Ninguém imaginaria que Mafalda, a menina rebelde que odeia sopa e tem uma visão do mundo muito desassombrada, pudesse fazer este ano meio século. Na verdade, ela permanece igual, não envelhece apesar do correr do tempo que aos restantes traz rugas e cabelos brancos. E não envelhece sobretudo porque continua actual e oportuna num mundo que mudou imenso em muita coisa, mas é ainda o mesmo em quase tudo. Não consigo esquecer a lufada de ar fresco que foi descobrir este magnífico cartoon do argentino Quino (diminutivo de Joaquín) e as suas deliciosas personagens: além da própria Mafalda, claro, toda ela um programa, o Manelinho, o Filipe, o Miguelito, o Gui, a absolutamente irresistível Liberdade com a sua tartaruga Burocracia, e ainda a supremamente irritante Susaninha, capaz de me arrancar gargalhadas com as suas frases intempestivas. Numa tira desta banda desenhada, saindo de uma loja de artigos para o lar, vem um casal de braço dado; e a sempre romântica e sonhadora Susaninha observa o homem de alto a baixo, como se avaliasse mercadoria, e logo pergunta à senhora: Por quanto lho venderam? Mas a política nunca deixou de estar também presente nas notáveis histórias de Mafalda e abriu os olhos a muitos adolescentes, até em países com regimes ditatoriais, como era há cinquenta anos a terra natal do autor. Parabéns, Mafalda.

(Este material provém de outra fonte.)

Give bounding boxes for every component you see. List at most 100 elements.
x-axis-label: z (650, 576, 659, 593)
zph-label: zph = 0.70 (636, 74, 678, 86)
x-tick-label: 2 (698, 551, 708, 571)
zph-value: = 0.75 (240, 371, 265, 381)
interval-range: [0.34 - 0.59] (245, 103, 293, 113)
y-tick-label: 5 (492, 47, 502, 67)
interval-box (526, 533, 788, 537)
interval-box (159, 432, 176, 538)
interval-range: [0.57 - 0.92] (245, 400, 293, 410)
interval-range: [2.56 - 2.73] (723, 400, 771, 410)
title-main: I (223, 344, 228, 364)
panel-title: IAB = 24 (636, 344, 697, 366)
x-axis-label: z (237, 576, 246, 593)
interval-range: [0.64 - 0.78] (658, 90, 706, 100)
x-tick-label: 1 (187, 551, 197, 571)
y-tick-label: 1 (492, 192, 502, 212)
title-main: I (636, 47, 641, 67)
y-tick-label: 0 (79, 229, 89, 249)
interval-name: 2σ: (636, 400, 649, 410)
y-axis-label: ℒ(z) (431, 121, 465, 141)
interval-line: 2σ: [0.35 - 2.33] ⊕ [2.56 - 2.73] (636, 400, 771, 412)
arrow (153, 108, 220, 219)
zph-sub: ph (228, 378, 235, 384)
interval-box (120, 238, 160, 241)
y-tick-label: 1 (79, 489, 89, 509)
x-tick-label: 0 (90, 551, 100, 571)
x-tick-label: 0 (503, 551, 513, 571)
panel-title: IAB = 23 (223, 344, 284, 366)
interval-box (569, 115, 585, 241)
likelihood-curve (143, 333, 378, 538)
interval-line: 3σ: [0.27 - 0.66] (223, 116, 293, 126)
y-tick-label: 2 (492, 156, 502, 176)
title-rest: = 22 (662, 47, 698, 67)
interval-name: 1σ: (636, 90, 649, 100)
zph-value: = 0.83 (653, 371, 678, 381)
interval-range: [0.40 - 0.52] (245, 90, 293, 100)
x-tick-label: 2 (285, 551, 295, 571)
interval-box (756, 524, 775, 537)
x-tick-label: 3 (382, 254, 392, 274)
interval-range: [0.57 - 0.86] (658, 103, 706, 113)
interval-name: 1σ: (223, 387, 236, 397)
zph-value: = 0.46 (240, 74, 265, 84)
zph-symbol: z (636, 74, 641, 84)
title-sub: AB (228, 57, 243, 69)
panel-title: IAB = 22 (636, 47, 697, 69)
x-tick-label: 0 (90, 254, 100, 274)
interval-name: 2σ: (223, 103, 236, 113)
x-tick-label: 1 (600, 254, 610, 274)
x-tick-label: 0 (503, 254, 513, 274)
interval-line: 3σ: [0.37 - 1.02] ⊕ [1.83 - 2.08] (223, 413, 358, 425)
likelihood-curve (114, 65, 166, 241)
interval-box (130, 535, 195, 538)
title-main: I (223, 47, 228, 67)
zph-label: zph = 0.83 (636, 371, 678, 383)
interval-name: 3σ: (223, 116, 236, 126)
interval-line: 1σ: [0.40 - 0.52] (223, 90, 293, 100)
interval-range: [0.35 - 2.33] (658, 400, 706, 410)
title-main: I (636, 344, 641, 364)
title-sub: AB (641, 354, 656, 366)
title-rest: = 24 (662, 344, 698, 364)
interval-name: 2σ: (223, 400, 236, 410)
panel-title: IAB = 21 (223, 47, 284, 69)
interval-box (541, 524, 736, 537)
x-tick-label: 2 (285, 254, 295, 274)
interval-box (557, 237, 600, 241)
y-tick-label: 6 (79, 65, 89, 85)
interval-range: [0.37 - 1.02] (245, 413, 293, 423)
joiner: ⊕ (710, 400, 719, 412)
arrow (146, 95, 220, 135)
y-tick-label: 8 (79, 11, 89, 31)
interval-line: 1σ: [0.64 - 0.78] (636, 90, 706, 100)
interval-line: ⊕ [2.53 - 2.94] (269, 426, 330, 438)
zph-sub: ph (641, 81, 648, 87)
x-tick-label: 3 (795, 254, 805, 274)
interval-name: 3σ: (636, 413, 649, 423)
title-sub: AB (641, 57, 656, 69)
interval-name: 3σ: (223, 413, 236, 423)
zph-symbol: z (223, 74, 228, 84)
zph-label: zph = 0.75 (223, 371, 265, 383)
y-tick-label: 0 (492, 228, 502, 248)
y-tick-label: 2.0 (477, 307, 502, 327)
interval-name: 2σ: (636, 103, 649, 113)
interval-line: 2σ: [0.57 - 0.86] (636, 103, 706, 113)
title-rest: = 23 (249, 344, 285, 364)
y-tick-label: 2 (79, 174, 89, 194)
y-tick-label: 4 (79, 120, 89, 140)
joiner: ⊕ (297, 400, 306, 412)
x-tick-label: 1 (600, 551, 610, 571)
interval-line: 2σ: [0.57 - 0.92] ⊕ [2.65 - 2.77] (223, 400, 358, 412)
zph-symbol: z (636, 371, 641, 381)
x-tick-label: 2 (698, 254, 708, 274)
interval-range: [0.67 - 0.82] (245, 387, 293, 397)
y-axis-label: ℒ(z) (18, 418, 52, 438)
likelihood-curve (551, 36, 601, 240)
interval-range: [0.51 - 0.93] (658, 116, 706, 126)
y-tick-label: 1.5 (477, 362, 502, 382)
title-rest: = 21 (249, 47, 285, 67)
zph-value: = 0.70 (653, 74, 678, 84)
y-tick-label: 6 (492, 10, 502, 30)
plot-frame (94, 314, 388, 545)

Hoje é dia de falar de palavras e expressões que os nossos jovens provavelmente já não usam e que é importante que apareçam de vez em quando em textos e conversas, para que não morram. Um dia destes, por exemplo, a minha mãe contou-me que tinha ido de escantilhão ao supermercado e que estava cansada porque andara toda a semana numa fona (note-se, tem 90 anos, mas ainda não está a cair da tripeça). Como a arenga não parecia terminar, achei por bem pôr-me na alheta. Há pessoas muito mais novas do que ela que são um pelém (adoro esta, usada frequentemente pelo escritor Mário Cláudio e que me cheira a infância, pois a minha avó paterna aplicava-a a meninos que adoeciam por tudo e por nada, sempre queixosos). Outra palavra que desapareceu do uso corrente – e se calhar ainda bem – é enjeitadinha, originalmente referindo-se a criança rejeitada ou abandonada pelos pais e presente em muitos fados da primeira metade do século XX. Tal como a expressão a esmo, que eu aprecio pela sonoridade estranha e que é hoje quase sempre substituída por «ao acaso», «à toa» ou «indistintamente». Um dia disse a uma rapariga que cortara o cabelo que lhe tinha feito bem ir aobaeta; ficou na mesma, não conhecia a expressão. Por fim, três outras palavras que só as pessoas de alguma idade ainda usam: pífio (já ouvi o professor Marcelo dizê-la a propósito de uma remodelação governamental insignificante); flausina (o mesmo que sirigaita) e capitosa (que vem de capo, cabeça, e significa «obstinada», mas sempre a ouvi designar louras que causam impressão indelével). E pronto, para o mês que vem, há mais.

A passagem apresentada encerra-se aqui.